La belleza, la trascendencia y la sublimidad forman parte de las necesidades básicas, las más primarias si se desea conservar la civilización, sin embargo lo peculiar de la condición humana es que ésta se ubica entre lo sórdido y bestial y lo sublime y grandioso. Muchas corrientes filosóficas han intentado superar esa condición enfrentando el cuerpo y la conciencia, presentando al sabio, al que es capaz de la vida buena, desvinculado de todo lo bajo y lo vil de nuestra naturaleza. Tal proyecto solo es posible para una minoría pues exige descargar sobre la mayoría lo considerado degradado pero que es imprescindible para la vida, es decir, solo es posible en una sociedad  de la esclavitud.

Pero además esa idea descarriada descompone y pervierte la naturaleza de lo humano tanto, o incluso más, que las otras corrientes bestialistas que toman nuestro ser sensorial más elemental como único factor a tener en cuenta y el alimento de los impulsos y las satisfacciones groseras del cuerpo como meta esencial de la vida.

Lo cierto es que ambas son ideologías de la negación de nuestra naturaleza auténtica que es indisolublemente bipartida y ambas reniegan de lo humano de igual manera, es decir, nos deshumanizan. 


Si defendemos la rehumanización como factor de recuperación de nuestro potencial como sujetos tenemos que aprender a aceptar y afirmar nuestra humanidad tal cual es, con todos sus constituyentes.

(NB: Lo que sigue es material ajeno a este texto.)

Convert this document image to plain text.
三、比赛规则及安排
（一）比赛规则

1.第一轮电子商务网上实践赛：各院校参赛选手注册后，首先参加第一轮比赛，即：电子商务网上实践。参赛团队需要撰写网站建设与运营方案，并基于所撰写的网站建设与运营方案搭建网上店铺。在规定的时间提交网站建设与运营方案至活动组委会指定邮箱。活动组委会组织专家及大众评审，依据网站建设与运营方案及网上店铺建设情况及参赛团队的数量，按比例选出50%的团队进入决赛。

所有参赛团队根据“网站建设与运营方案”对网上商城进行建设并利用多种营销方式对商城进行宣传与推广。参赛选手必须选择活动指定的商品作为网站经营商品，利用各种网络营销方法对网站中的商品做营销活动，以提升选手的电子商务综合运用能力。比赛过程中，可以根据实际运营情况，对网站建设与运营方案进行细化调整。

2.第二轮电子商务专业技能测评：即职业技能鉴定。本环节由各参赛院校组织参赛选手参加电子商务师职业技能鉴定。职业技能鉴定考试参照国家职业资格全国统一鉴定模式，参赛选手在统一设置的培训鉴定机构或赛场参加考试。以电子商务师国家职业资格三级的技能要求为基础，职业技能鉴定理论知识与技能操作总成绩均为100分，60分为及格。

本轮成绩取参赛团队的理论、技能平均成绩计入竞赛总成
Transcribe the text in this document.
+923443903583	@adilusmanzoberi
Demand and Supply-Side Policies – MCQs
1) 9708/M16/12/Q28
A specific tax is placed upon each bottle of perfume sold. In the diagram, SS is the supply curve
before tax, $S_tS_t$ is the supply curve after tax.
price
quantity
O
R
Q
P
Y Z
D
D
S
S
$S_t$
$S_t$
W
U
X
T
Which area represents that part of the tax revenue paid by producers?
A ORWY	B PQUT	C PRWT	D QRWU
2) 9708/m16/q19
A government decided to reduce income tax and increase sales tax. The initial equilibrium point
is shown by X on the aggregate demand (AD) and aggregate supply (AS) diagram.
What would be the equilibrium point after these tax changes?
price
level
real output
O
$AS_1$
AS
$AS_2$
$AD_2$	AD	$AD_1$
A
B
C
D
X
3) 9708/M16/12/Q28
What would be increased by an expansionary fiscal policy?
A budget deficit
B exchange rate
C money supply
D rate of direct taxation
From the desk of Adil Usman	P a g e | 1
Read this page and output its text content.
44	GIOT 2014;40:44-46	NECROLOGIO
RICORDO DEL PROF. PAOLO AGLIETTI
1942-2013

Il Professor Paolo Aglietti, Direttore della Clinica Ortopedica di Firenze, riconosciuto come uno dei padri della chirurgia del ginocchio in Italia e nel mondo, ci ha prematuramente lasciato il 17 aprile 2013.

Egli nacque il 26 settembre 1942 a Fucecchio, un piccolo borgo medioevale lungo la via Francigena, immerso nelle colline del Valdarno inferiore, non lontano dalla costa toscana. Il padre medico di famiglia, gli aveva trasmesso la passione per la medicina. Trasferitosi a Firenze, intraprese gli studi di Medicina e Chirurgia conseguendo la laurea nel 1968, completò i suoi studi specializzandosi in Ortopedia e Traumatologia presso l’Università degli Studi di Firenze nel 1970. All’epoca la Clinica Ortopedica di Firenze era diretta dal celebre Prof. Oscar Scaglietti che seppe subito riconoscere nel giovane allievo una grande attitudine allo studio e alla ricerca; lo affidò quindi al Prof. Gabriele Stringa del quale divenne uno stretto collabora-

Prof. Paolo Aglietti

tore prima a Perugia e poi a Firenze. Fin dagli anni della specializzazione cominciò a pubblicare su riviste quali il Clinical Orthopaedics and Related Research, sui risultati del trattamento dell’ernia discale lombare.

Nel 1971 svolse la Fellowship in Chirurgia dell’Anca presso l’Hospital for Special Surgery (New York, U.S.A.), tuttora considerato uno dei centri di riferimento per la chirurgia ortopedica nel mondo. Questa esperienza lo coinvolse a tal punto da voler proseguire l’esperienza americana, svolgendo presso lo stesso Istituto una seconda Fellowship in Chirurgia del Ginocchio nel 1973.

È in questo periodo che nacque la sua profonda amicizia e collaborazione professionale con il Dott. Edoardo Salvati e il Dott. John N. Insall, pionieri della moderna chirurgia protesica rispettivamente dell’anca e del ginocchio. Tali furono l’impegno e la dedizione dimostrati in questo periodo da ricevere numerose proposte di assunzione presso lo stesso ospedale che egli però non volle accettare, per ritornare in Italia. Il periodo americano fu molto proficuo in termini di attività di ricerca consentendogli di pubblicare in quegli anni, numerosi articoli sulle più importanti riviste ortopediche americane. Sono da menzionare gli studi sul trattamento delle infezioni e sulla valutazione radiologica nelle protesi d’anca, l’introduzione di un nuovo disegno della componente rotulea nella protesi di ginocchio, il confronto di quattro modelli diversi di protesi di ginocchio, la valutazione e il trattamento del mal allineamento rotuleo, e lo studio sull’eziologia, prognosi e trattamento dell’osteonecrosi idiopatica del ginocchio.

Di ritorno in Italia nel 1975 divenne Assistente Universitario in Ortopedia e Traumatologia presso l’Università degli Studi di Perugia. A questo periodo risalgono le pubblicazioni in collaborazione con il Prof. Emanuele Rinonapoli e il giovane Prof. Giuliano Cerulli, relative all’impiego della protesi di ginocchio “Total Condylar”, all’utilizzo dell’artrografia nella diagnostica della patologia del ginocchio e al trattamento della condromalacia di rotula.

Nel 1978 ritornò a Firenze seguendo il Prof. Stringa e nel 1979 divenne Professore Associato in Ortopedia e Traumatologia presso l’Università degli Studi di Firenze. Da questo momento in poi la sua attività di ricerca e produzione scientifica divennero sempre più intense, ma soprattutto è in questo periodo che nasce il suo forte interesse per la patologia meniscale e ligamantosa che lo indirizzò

Lo común es asumir que si se desea una sociedad sin castas gobernantes ésta vivirá volcada hacia las necesidades materiales y ajena a la belleza y la sublimidad, así los movimientos populares del presente han decretado la centralidad de lo doméstico y fisiológico, de lo pequeño y funcional, tildando de burgués todo lo que se aparte de lo inmediato y lo somático.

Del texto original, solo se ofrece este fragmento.